Connecting with X509

Michel_Bouchet · January 18, 2021, 6:14am

This is a question related to X509. I have set up a stand alone server using X509.
I can start the daemon with:

mongod --tlsMode requireTLS --tlsCertificateKeyFile server.pem --tlsCAFile ca.pem --auth --dbpath /mnt/mongoDB-One/DB_X509 --logpath /mnt/mongoDB-One/DB_X509/mongod.log --fork --bind_ip 127.0.0.1,192.168.1.2

I can also connect with:

mongo --tls --host localhost --tlsCertificateKeyFile client.pem --tlsCAFile ca.pem

But I cannot connect using:

mongo --tls --host 127.0.0.1 --tlsCertificateKeyFile client.pem --tlsCAFile ca.pem

mongo --tls --host 192.168.1.2 --tlsCertificateKeyFile client.pem --tlsCAFile ca.pem

Why is that? I may have to say that I made my own ca.pem, server.pem and client.pem certificate files.

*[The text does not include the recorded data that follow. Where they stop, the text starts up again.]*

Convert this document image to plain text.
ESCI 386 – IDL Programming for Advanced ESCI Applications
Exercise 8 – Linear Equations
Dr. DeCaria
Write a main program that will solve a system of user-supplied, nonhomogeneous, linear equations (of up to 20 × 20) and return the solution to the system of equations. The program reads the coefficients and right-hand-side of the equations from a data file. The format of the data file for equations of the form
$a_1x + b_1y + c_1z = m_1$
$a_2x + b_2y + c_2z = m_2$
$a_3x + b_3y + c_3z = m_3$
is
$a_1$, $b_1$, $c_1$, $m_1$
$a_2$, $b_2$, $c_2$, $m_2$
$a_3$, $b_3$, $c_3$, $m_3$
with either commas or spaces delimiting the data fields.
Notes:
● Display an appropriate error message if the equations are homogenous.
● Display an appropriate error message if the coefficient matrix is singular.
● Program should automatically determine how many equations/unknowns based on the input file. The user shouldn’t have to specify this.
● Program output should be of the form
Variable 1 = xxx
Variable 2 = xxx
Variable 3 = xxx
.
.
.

Ramachandra_Tummala · January 18, 2021, 3:01pm

What is yur mongod version?
In older versions TLS/SSL does not support IP addresses

I think your --host param should match with either SAN or CN in your certificate

The mongo shell verifies that the hostname (specifiedin —host option or the connection string)matches the SAN (or, if SAN is not present, the CN) inthe certificate presented by the mongod ormongos. If SAN is present, mongodoes not match against the CN. If the hostname does not matchthe SAN (or CN), the mongo shell will fail toconnect.

Starting in MongoDB 4.2, when performing comparison of SAN, MongoDBsupports comparison of DNS names or IP addresses. In previous versions,MongoDB only supports comparisons of DNS names.

Michel_Bouchet · January 19, 2021, 1:53am

As the version I am using 4.4.2.

For what you write about the SAN, I have already read similar things on the net, but how do you correctly set this SAN? I have tried a few ways to do that, but at this point nothing was successful. The simplest would be a command line option, but another method would also be fine as long as it works.

I tried both command line options and changing the openssl config. But apparently I didn’t do it right.

Ramachandra_Tummala · January 19, 2021, 2:19am

Please check these.It may help
https://jira.mongodb.org/browse/SERVER-24533
https://jira.mongodb.org/browse/SERVER-36669
What does CN/SAN fields in your certificates show?
What error you get with IP?

Some workaround like use invalidhostname was discussed in above links

Michel_Bouchet · January 19, 2021, 2:43am

CN is OK, but SAN dooes not show at all.

Use --sslAllowInvalidHostnames is not really a good option, though I know it allows me to connect. I am not intending to use anything invalid.

I want to set my server to accept what is valid. So I presume I need to know how to correctly set SAN.

In the links you mention I can see these kind of lines in the certificates:

X509v3 extensions:
X509v3 Subject Alternative Name:

But I do not know how to make them appear in mine.

Sonali_Mamgain · January 19, 2021, 12:28pm

Hi @Michel_Bouchet,

I am assuming this exercise is not related to the lab in the course.

For a detailed discussion on this use case, I would recommend you to post in the community forums.

Kind Regards,
Sonali

Michel_Bouchet · January 20, 2021, 6:14am

This is true that it is not related to a given lab. But it is a direct application of what I learned (or should have learned) in this course. Thanks for the link anyway.